In the new script pane, add the following code to create a stored procedure in the Sales database that aggregates sales by year and saves the results in an external table:

sqlUSE Sales;
GO;
CREATE PROCEDURE sp_GetYearlySales
AS
BEGIN
    -- drop existing table
    IF EXISTS (
            SELECT * FROM sys.external_tables
            WHERE name = 'YearlySalesTotals'
        )
        DROP EXTERNAL TABLE YearlySalesTotals
    -- create external table
    CREATE EXTERNAL TABLE YearlySalesTotals
    WITH (
            LOCATION = 'sales/yearlysales/',
            DATA_SOURCE = sales_data,
            FILE_FORMAT = ParquetFormat
        )
    AS
    SELECT YEAR(OrderDate) AS CalendarYear,
            SUM(Quantity) AS ItemsSold,
            ROUND(SUM(UnitPrice) - SUM(TaxAmount), 2) AS NetRevenue
    FROM
        OPENROWSET(
            BULK 'sales/csv/*.csv',
            DATA_SOURCE = 'sales_data',
            FORMAT = 'CSV',
            PARSER_VERSION = '2.0',
            HEADER_ROW = TRUE
        ) AS orders
    GROUP BY YEAR(OrderDate)
END

Run the script to create the stored procedure.
Under the code you just ran, add the following code to call the stored procedure:

EXEC sp_GetYearlySales;

Select only the EXEC sp_GetYearlySales; statement you just added, and use the ▷ Run button to run it.
On the files tab containing the file system for your data lake, view the contents of the sales folder (refreshing the view if necessary) and verify that a new yearlysales folder has been created.
In the yearlysales folder, observe that a parquet file containing the aggregated yearly sales data has been created.

Switch back to the SQL script and re-run the EXEC sp_GetYearlySales; statement, and observe that an error occurs.

Even though the script drops the external table, the folder containing the data is not deleted.

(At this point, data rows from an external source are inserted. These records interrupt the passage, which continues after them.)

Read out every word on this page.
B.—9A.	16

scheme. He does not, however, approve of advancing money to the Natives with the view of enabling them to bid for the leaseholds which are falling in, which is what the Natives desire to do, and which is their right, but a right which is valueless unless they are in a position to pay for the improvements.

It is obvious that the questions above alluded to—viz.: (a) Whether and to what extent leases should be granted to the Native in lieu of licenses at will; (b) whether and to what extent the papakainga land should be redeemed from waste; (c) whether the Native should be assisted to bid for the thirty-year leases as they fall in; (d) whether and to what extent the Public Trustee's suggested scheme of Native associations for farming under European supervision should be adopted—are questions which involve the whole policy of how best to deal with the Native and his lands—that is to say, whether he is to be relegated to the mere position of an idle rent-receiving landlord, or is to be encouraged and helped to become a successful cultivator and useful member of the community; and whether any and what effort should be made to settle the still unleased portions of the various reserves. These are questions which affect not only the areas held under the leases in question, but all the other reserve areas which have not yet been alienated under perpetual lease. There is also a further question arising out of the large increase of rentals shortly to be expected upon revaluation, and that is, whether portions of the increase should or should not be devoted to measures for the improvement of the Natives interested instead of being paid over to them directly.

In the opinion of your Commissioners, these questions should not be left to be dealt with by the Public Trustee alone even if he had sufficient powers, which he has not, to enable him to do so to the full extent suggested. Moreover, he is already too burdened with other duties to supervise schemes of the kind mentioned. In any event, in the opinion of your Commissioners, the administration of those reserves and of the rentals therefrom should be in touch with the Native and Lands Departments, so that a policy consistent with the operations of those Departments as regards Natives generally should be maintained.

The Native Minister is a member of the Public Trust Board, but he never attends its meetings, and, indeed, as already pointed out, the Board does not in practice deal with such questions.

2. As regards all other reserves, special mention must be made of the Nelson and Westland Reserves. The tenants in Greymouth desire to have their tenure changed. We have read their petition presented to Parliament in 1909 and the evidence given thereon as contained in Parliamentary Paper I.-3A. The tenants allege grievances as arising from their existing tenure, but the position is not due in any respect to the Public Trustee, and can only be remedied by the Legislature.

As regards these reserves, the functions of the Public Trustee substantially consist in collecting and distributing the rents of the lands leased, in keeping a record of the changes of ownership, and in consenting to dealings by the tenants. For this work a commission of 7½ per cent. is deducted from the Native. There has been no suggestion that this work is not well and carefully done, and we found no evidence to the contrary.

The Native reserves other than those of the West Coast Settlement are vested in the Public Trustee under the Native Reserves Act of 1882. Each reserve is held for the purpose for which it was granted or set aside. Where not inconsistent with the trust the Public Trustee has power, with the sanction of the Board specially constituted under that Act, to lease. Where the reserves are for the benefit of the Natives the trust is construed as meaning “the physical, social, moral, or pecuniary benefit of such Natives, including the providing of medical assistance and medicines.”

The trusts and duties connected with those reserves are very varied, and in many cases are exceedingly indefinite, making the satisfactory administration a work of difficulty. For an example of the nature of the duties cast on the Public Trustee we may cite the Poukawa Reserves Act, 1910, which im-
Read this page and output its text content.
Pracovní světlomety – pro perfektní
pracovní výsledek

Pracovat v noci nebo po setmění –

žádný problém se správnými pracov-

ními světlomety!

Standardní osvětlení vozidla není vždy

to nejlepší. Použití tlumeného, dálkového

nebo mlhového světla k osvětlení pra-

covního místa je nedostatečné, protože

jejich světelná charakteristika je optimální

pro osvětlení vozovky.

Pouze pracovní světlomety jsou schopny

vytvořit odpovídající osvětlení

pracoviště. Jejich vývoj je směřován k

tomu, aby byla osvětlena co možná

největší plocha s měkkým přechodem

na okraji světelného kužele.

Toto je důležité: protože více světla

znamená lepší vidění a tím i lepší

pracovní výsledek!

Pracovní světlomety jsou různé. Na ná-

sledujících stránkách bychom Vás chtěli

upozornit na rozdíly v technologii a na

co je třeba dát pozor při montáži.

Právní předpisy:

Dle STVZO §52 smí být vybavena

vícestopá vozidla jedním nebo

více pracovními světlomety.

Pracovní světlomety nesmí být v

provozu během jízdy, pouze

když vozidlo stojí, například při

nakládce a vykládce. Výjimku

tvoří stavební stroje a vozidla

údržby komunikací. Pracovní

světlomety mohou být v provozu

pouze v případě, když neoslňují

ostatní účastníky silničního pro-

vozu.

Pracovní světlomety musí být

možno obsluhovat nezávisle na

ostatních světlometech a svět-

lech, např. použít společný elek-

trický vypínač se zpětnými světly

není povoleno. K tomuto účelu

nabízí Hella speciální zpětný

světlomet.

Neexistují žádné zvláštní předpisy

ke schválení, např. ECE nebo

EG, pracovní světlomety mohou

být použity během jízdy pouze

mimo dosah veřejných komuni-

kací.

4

To re-run the stored procedure (for example, as part of a scheduled data transformation pipeline), you must delete the old data.
Switch back to the files tab, and view the sales folder. Then select the yearlysales folder and delete it.
Switch back to the SQL script and re-run the EXEC sp_GetYearlySales; statement. This time, the operation succeeds and a new data file is generated.